Training of Advocates in Comparative Constitutional Law
November 11, 2019
‘Comparative Constitutional Law Advocacy’ presume competent advocates, a presumption that is linked directly to the need for high quality legal education of comparative constitutional law. Unless lawyers are trained by law schools to find and use foreign law, including foreign constitutional law, lawyers will never be competent comparative constitutional advocates. And unless lawyers develop competency as comparative advocates, comparative constitutionalism will never advance beyond its current occasional and largely cosmetic role. Without training and competence, advocates are unlikely to incorporate comparative constitutionalism at the early stages of litigation where it can make the greatest difference. Nor will the courts trust counsel to frame accurately the relevant comparative issues or debate their significance. Existing patterns of comparative constitutional advocacy illustrate the competency-based barriers to comparative constitutionalism.
The question that has to be answered is that whether they are inclined to structure their arguments on the basis of comparative approach while arguing the cases related to constitutional governance. How many lawyers are arguing on the basis of adoption of comparative perspective before supreme and high courts is a matter of debate. Only few lawyers who are connected to some foreign jurisdiction related matters or members of international forums but otherwise the argument are made based on the usual precedents which are already present in India. It is important to adopt comparative law methods in arguments and change the argument structure through involvement of foreign precedents. In constitutional jurisdiction when objects are clear arguments can be structured through comparative approach to have persuasive impression.

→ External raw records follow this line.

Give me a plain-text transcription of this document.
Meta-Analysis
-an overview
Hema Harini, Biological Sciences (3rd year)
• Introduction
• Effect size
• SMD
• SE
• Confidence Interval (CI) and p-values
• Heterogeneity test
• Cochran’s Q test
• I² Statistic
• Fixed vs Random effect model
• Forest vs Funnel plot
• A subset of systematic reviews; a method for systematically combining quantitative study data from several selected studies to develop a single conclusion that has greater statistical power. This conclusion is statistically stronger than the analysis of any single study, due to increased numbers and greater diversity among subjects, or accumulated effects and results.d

To adopt the trend of comparative constitutional law advocacy the training of students through comparative law teaching is the foremost important step required and further appreciation of pleadings based on comparative perspective by the judges is another important concern. The most important is realization of responsibility and acceptance of training by the advocates to adopt comparative approach in their pleadings in structured manner is the need in the globalizing world.

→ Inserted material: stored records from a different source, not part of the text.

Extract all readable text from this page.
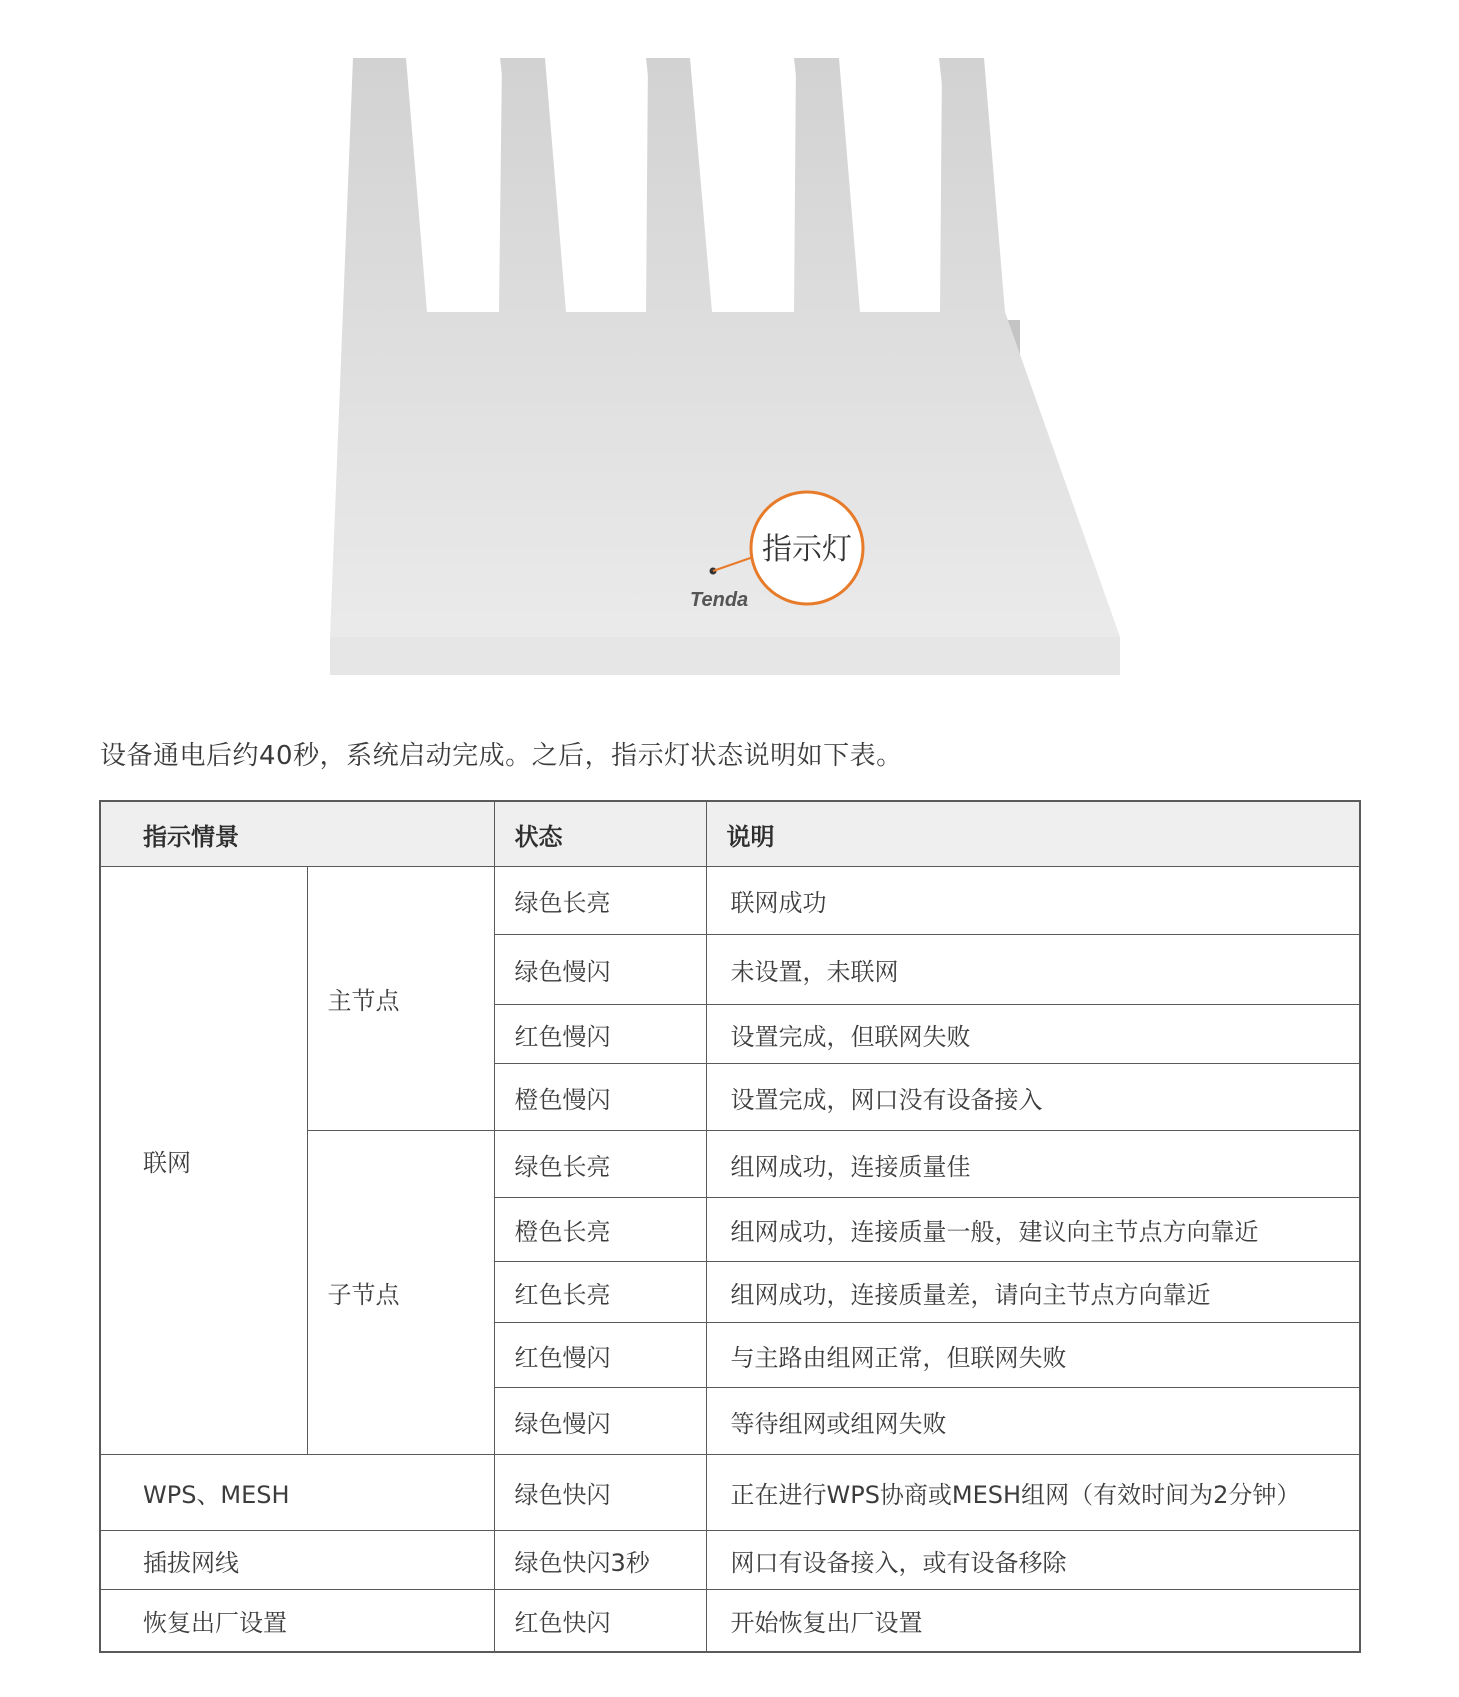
指示灯
Tenda

设备通电后约40秒，系统启动完成。之后，指示灯状态说明如下表。

指示情景		状态	说明
联网	主节点	绿色长亮	联网成功
		绿色慢闪	未设置，未联网
		红色慢闪	设置完成，但联网失败
		橙色慢闪	设置完成，网口没有设备接入
	子节点	绿色长亮	组网成功，连接质量佳
		橙色长亮	组网成功，连接质量一般，建议向主节点方向靠近
		红色长亮	组网成功，连接质量差，请向主节点方向靠近
		红色慢闪	与主路由组网正常，但联网失败
		绿色慢闪	等待组网或组网失败
WPS、MESH		绿色快闪	正在进行WPS协商或MESH组网（有效时间为2分钟）
插拔网线		绿色快闪3秒	网口有设备接入，或有设备移除
恢复出厂设置		红色快闪	开始恢复出厂设置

The legal academia has rightly recognized the need for increased deliberation in this aspect. In Fourth Prof. N. R. Madhava Menon SAARCLAW Mooting Competition, 2018-19 a South Asian Colloquium on Commonwealth Comparative Constitution and Public Law at Lloyd Law College, law colleges in Delhi, was organized on 16th & 17th of January, 2018 and witnessed presence of eminent speakers like R. Venkataramni, Senior Advocate, Supreme Court of India, Justice Avneesh Jhingan, Judge High Court of Punjab and Haryana, Mr. Justice Priyantha Jaywardhane, Judge Supreme Court of Sri Lanka and other eminent speakers as judges, lawyers and academicians from SAARC nations.